Roumanille, when reading the manuscripts of Saboly in the library at Avignon, was struck by the good effect of our language when written in the old style employed by the ancient troubadours. He wished, young as I was, to have my help in restoring the true orthography, and in perfect accord concerning the plan of reform, we boldly started in to moult, as it were, and renew the skin of our language. Instinctively we felt that for the unknown work which awaited us in the future we should need a fine tool, a tool freshly ground. For the orthography was not all. Owing to the imitative and middle-class spirit of prejudice, which unfortunately is ever on the increase, many of the most gritty words of the Provençal tongue had been discarded as vulgar, and in their place, the poets who preceded the Félibres, even those of repute, had commonly employed, without any critical sense, corrupt forms and bastard words of uneducated French. Having thus determined, Roumanille and I, to write our verses in the language of the people, we saw it was necessary to bring out strongly the energy, freshness, and richness of expression that characterised it, and to render the pureness of speech used in districts untouched by extreme influences.
Even so the Roumanians, the poet Alexander tells us, when they wished to elevate their national tongue which the bourgeois class had lost or corrupted, went to seek it out in the villages and mountains among the primitive peasants.
In order to conform the written Provençal as much as possible to the pronunciation in general use in Provence, we decided to suppress certain letters or etymological finals fallen into disuse, such as the “s” of the plural, the “t” of the particle, the “r” of the infinitive, and the “ch” in certain words like “fach,” “dich,” “puech,” &c.
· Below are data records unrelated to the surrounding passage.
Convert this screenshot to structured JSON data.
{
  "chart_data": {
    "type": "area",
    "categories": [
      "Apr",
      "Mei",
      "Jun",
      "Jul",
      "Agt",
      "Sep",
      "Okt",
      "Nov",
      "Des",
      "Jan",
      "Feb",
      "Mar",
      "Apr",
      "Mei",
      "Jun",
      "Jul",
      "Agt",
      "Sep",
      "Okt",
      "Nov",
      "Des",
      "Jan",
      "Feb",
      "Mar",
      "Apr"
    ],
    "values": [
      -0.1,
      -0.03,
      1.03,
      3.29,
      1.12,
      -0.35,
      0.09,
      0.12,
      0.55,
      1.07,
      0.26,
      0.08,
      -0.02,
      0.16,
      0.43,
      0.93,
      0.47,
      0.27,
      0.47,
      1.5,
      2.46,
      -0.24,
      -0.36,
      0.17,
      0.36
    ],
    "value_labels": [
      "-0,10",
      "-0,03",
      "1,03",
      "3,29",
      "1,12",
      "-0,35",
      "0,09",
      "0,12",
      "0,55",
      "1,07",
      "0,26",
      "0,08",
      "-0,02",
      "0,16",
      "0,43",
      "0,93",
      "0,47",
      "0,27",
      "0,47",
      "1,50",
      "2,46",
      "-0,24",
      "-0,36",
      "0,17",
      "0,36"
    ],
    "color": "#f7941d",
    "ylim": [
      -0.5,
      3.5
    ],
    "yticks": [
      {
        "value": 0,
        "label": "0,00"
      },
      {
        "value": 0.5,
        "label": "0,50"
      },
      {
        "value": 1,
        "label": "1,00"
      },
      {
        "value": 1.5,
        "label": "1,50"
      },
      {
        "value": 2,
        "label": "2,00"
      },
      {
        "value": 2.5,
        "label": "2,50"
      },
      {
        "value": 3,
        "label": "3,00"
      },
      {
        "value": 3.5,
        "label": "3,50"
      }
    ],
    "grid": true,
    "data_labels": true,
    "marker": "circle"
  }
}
But let no one think that these innovations, though they concerned none save a small circle of patois poets, as we were then called, were introduced into general usage without a severe struggle. From Avignon to Marseilles, all those who wrote or rhymed in the language contested for their routine or their fashion, and promptly took the field against the reformers. A war of pamphlets containing envenomed articles between these opponents and we young Avignons continued to rage for many years.
At Marseilles, the exponents of trivialities, the white-beard rhymesters, the envious and the growlers assembled together of an evening behind the old bookshop of the librarian Boy, there bitterly to bewail the suppression of the “s” and sharpen their weapons against the innovators.
Roumanille the valiant, ever ready to stand in the breech, launched against the adversaries the Greek fire we were all diligently employed in preparing in the crucible of the Gai-Savoir. And because we had on our side, not only a just and good cause, but faith, enthusiasm, youth—and something else besides—it ended in our being, as I will show you later, victors on the field of battle.
But to return to the school of Monsieur Dupuy.
One afternoon we were in the courtyard, playing at “Three jumps,” when in our midst appeared a new pupil. He was tall and well made, with a Henri IV. nose, a hat cocked to one side, and an air of maturity heightened by the unlit cigar in his mouth. His hands thrust in the pockets of his short coat, he came up just as if he were one of us.
“Well, what are you after?” said he. “Would you like me to see if I can do these three jumps?”
And without more ado, light as a cat, he took a run and went three hands beyond the highest jump that had been touched. We clapped him, and demanded where he had sprung from.